Críticas
3,0
Entretenida
Van Gogh, a las puertas de la eternidad

La humana fragilidad del genio

por Paula Arantzazu Ruiz

Como casi todos los no pocos cineastas previos, en Van Gogh, a las puertas de la eternidad Julian Schnabel nos habla del Vincent Van Gogh de sus últimos años, el de Arles y Los girasoles, el de la habitación amarilla y Paul Gauguin, el de los delirios y la oreja cortada. Sea porque el sur de Francia es especialmente fotogénico, sea porque la hiperactividad creativa y rayana con la enfermedad mental es un componente dramático de mucha potencia, el caso es que todos los Van Gogh del cine nos han hablado de ese período febril del artista en su retiro en la Provenza francesa –el Van Gogh de Minnelli o el pintado al óleo de Loving Vincent– o en su crespúsculo en Auvers-sur-Oise, como el biopic firmado por Maurice Pialat.

Así pues, Schnabel también utiliza ese material biográfico aunque desde una posición inédita hasta el momento, ya que el cineasta también es pintor y, de alguna manera, parece otorgarse más legitimidad a la hora de hablar de la creatividad pictórica de Van Gogh así cómo de sus pensamientos y su lugar en la teoría del arte. Porque en Van Gogh, a las puertas de la eternidad el protagonista (Willem Dafoe) debate en no pocas escenas con Paul Gauguin (Oscar Isaac) sobre sus dinámicas y sobre cómo entiende la pintura, mientras le vemos pintar y tratar de culminar un cuadro lo más rápido posible. Otras novedades de Van Gogh, a las puertas de la eternidad con respecto a sus predecesoras son de carácter histórico, pues Schnabel se hace eco, primero, del descubrimiento en 2016 de un cuaderno con 65 dibujos desconocidos –y que es objeto de polémica entre los expertos en la obra del artista–, y, segundo, de la tesis que afirma que Van Gogh no se suicidó, sino que fue víctima de un fuego cruzado. No son aportaciones baladíes, porque a Schnabel le sirven para presentarnos a un Van Gogh mucho más espiritual y bondadoso del que hemos visto hasta ahora, y un perfil que la interpretación de Dafoe sublima hasta provocar en el/la espectador/a un sentimiento especialmente profundo. Su mirada de emoción infantil, su rostro quebrado, su ternura y su desconcierto…, Dafoe borda el abanico gestual que imaginamos sobre el pintor y consigue transmitir la vulnerabilidad de un hombre que se siente constantemente rechazado, como ya se apunta en el arranque del filme.

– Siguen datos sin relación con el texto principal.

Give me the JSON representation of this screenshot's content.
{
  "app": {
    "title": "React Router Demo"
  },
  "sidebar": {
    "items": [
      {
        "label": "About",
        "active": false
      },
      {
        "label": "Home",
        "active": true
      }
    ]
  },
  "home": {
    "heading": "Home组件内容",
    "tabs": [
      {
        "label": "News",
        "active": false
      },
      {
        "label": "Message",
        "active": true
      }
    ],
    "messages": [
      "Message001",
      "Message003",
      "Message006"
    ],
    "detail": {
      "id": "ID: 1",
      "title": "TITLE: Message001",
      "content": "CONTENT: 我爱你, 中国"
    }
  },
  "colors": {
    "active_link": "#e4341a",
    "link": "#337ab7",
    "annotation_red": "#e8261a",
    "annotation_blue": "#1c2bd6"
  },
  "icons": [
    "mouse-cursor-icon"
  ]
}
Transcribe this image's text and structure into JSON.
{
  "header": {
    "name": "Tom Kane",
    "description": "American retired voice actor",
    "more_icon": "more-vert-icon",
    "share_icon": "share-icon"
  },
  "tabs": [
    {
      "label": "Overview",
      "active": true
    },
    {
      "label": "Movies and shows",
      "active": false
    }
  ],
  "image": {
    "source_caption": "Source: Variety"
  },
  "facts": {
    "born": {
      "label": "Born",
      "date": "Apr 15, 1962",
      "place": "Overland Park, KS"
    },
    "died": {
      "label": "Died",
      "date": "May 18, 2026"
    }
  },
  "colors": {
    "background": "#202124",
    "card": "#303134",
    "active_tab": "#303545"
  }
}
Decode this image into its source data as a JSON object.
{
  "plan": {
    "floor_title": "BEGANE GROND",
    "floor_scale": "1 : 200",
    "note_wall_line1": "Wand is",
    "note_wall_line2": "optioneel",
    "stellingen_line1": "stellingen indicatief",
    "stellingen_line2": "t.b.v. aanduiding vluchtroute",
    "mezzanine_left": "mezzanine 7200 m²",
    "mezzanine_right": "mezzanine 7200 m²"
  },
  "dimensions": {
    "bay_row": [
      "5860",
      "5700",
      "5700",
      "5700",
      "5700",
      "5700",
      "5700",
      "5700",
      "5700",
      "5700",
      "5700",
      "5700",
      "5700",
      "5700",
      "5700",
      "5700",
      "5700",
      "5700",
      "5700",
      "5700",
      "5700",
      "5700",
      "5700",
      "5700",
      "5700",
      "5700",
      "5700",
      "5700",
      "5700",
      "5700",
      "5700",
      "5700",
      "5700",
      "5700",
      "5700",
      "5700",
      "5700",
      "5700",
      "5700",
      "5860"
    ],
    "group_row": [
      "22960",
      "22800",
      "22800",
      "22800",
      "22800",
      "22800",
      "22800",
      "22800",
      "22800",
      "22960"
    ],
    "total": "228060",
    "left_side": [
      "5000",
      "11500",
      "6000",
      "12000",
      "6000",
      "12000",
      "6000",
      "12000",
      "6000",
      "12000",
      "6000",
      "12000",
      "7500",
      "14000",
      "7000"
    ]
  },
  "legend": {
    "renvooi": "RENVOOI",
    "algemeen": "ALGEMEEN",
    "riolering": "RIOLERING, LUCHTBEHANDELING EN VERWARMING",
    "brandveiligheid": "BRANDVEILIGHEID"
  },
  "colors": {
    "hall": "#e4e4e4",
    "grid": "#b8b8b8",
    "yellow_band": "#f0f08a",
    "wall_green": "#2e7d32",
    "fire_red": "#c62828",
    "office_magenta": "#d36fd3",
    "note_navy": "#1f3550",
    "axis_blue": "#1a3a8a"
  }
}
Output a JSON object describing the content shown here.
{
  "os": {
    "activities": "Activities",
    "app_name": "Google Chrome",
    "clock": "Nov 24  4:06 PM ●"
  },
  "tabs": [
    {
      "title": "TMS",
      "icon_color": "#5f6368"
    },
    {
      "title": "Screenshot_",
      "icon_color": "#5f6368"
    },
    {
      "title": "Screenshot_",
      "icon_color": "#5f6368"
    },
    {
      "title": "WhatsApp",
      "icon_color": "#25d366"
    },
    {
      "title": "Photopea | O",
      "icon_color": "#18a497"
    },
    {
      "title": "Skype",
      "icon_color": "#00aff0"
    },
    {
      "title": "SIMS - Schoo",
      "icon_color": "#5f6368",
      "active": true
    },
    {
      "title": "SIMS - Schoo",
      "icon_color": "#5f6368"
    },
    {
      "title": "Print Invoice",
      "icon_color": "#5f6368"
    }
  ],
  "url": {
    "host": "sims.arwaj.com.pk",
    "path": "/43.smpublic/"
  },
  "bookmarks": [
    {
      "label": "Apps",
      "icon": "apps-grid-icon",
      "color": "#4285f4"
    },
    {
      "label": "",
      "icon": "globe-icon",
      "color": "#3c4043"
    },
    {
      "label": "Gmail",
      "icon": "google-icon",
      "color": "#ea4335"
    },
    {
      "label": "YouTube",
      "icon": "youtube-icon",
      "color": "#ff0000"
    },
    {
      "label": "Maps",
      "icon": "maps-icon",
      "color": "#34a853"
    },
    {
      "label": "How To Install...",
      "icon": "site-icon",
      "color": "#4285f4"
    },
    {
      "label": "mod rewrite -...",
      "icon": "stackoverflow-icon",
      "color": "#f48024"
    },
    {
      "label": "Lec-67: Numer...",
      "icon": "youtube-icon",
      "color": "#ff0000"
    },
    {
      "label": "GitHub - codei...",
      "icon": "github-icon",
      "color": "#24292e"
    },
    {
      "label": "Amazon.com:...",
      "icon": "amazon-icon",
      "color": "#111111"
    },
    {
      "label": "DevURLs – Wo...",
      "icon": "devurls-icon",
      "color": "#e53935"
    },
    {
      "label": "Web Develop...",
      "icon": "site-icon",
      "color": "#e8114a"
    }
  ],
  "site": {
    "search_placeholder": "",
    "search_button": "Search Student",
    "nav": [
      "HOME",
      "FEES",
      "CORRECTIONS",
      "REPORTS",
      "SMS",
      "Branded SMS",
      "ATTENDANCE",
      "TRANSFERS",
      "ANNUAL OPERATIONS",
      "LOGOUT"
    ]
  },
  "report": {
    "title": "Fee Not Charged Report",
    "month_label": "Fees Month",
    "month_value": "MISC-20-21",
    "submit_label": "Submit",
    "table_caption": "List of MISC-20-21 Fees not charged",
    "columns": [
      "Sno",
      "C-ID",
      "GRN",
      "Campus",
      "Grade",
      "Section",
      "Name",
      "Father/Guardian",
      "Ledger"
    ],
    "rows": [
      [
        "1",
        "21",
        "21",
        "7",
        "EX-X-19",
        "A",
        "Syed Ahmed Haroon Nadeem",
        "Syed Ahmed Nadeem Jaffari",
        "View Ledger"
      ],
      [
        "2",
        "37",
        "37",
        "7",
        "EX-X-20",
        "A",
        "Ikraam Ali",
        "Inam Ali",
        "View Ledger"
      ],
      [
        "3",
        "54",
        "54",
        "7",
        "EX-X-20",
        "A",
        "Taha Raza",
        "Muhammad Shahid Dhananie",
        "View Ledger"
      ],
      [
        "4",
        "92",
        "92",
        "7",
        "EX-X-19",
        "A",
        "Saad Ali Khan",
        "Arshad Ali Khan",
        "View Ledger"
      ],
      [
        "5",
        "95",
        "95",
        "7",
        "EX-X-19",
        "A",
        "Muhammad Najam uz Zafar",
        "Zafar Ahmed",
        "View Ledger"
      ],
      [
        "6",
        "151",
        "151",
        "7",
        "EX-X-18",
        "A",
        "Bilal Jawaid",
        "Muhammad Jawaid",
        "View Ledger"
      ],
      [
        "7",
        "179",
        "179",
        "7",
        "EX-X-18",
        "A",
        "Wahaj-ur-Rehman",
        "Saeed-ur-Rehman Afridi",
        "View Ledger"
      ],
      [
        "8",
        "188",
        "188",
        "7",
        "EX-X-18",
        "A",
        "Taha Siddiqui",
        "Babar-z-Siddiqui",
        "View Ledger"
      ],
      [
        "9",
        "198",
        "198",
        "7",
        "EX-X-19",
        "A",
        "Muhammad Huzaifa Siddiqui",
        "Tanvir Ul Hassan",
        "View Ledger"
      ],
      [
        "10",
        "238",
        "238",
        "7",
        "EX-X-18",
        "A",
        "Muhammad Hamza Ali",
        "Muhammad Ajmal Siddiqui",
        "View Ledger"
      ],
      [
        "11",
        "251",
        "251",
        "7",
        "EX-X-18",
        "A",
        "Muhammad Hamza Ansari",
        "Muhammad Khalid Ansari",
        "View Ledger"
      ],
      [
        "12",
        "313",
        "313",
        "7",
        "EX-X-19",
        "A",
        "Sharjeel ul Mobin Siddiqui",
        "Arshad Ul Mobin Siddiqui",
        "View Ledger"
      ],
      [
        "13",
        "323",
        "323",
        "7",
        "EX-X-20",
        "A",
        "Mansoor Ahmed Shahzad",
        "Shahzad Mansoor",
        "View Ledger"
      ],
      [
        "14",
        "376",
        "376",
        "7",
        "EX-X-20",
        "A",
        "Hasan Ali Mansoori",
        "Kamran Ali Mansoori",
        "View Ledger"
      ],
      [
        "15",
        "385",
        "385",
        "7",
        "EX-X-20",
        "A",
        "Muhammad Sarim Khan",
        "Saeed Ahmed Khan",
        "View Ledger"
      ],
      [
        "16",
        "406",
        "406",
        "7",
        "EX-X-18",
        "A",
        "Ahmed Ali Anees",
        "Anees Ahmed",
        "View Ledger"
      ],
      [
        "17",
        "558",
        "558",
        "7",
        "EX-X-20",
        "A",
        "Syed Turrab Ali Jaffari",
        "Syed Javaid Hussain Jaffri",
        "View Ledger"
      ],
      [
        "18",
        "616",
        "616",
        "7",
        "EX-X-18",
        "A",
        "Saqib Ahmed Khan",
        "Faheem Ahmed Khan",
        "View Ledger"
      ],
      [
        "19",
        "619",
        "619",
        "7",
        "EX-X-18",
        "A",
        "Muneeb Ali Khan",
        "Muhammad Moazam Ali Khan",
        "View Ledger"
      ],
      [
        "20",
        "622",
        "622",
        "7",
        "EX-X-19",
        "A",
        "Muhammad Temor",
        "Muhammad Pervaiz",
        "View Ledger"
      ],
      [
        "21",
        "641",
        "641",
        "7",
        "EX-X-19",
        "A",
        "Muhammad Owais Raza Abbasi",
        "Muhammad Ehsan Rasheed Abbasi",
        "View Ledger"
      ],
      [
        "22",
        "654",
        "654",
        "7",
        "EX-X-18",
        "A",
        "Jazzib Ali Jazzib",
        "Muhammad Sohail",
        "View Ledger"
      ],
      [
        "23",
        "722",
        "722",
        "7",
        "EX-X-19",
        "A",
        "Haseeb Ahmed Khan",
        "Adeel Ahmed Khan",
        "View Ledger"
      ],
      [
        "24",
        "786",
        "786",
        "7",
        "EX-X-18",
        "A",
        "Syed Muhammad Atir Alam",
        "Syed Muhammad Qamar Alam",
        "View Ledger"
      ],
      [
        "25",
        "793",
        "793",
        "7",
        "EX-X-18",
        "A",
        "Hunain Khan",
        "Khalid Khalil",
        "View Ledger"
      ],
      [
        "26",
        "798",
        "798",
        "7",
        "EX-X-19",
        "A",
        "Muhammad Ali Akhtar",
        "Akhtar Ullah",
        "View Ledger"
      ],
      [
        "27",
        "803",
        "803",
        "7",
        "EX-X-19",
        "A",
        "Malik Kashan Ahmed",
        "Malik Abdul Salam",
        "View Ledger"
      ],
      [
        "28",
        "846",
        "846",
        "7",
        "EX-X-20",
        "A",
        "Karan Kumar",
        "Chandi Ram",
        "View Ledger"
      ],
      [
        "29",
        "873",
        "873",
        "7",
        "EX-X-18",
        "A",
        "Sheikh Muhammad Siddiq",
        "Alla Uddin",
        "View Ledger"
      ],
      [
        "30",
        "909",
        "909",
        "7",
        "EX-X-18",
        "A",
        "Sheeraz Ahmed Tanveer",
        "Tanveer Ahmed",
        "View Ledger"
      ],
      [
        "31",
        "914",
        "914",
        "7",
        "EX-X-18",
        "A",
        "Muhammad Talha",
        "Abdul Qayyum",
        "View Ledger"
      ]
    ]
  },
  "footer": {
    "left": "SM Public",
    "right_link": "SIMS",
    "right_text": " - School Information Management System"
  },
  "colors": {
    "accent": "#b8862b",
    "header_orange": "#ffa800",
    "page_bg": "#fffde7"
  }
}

Más allá de esta idea de fragilidad que tan bien encarna un Dafoe de, además, increíble parecido físico, la manera en que Schnabel, apoyado por Jean-Claude Carrière en las tareas de guion, expone el resquebrajamiento psicológico de su protagonista no consigue elevar su propuesta. Planos subjetivos, largas secuencias, ecos y cacofonías sónicas y un relato con ciertos saltos temporales son algunos de los recursos del cineasta para plasmar la tensión psíquica de Van Gogh, inconvincentes en lo que a una esperaría de un artista a la hora de hablar de otro que presumiblemente admira.